I always think of blackberries as a September thing and every year I'm a bit surprised to see them in the hedgerows in August. They perfectly sum up this seasonal crossover from late summer to early autumn and I was glad to spend most of the bank holiday weekend surrounded by them, both indoors and outside. Last Saturday morning I went blackberry picking with the children and my parents while John worked, and between us we picked 13 lbs, or almost 6 kgs, of fruit, plus some elderberries too.
The rest of the weekend was spent - happily - in the kitchen. My last weekend pottering before going back to work and I wanted to savour it. Just me and my bubbling pans, with the radio on in the background. Faffing with pretty labels. Lovely.
I made Hedgerow Jelly first. I persist in making this mainly because I really like the evocative name and it reminds me of the Brambly Hedge books. The idea is that you use blackberries and all kinds of other seasonal hedgerow fruit - like sloes, elderberries and rosehips - plus a few windfall apples too. I used mostly blackberries (about 2 pounds or 1 kg) with two chopped cooking apples and a few big handfuls of elderberries. These completely changed the taste of the traditional bramble jelly, darkening and enriching it and adding a herby, almost slightly smoky flavour which is unbelievably good. It didn't seem so sweet either, which I liked. Then I made a batch of plain bramble jelly, which I think it one of my favourite jams/spreads ever. I like it stirred into yogurt, spooned on top of rice pudding, on toast or crumpets.
This is how I make my bramble jelly:
- In a large pan put around 1 kg/2 lbs blackberries and two roughly chopped apples - no need to peel or core.
- Add about 500 ml/1 pint water and bring to the boil. Simmer for half an hour.
- Pour the pulpy fruity mass through a muslin strainer into a bowl or jug. It takes a couple of hours to all slowly drip through.
- Measure your liquid and, for every 500 ml/18 fl oz use 500 g/ 1 lb 2 oz of granulated sugar. Put in a large, clean pan and slowly bring to the boil.
- I usually do the wrinkle test for testing when jam is set, but used a thermometer this time as well, as I tend to make things a bit on the soft/runny side and wanted to be sure I had a firmer set to my jelly.
- Pour into sterilised jars. This will give you 4-6 jars depending on size.
- Buy a jam funnel. It's the best thing I ever did. They will make everything so much easier and less messy and cost about £2.
- Don't try and cook too much fruit in a pan. The jam will increase in volume by three or four times while it's on a really fast boil, and the pan you thought was big enough wont be.
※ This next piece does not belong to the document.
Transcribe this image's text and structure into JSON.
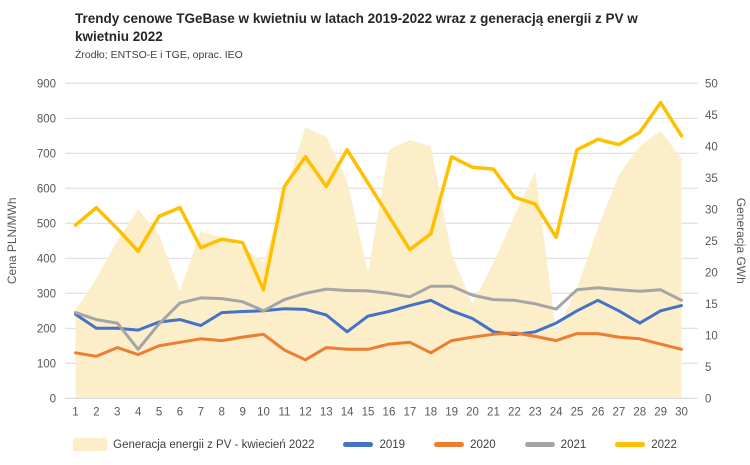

I know this from experience. Jam is really hard to clean off a cooker. Use two pans, or make two batches, if you're not sure.
If all this sounds like too much hassle, then I have an amazing discovery which I feel duty bound to share with you: blackberry gin. I had no idea how easy it is! How have I never done this before? I thought there was some other kind of dark art involved, but no, it involves three ingredients and takes about five minutes.
- One 70cl bottle of gin (or vodka).
- 200 - 400 g or 7 - 14 oz blackberries (or any other fruit, come to think of it - sloes, damsons, plums...)
- About 100 g or 4 oz sugar.
- A large kilner jar.
That's it. Fruit, sugar and booze.
Put it all in the jar, shake well and put in a dark place.
Shake every day for the first two weeks, then once a week. Leave for up to three months then strain into a clean bottle. This is my version of a recipe based on about several slightly varying ones that I found on the internet and in cookery books. I think if you keep these ratios of alcohol, fruit and sugar roughly the same you can't go that far wrong.
And it'll be ready just in time for Christmas. I'm a really dutiful blogger so I'll be sure to taste it well and report back on the flavour.
I kept back some blackberries for the freezer, frozen in small amounts ready for crumbles. Blackberry and apple crumble is one of my favourite childhood puddings, and I make crumble a lot as I find pastry/pie crust a bit overrated, both to make and to eat.
I wanted to eat this with custard but forgot to buy some, so we had it with vanilla ice cream instead. Another nice summer to autumn cross-over.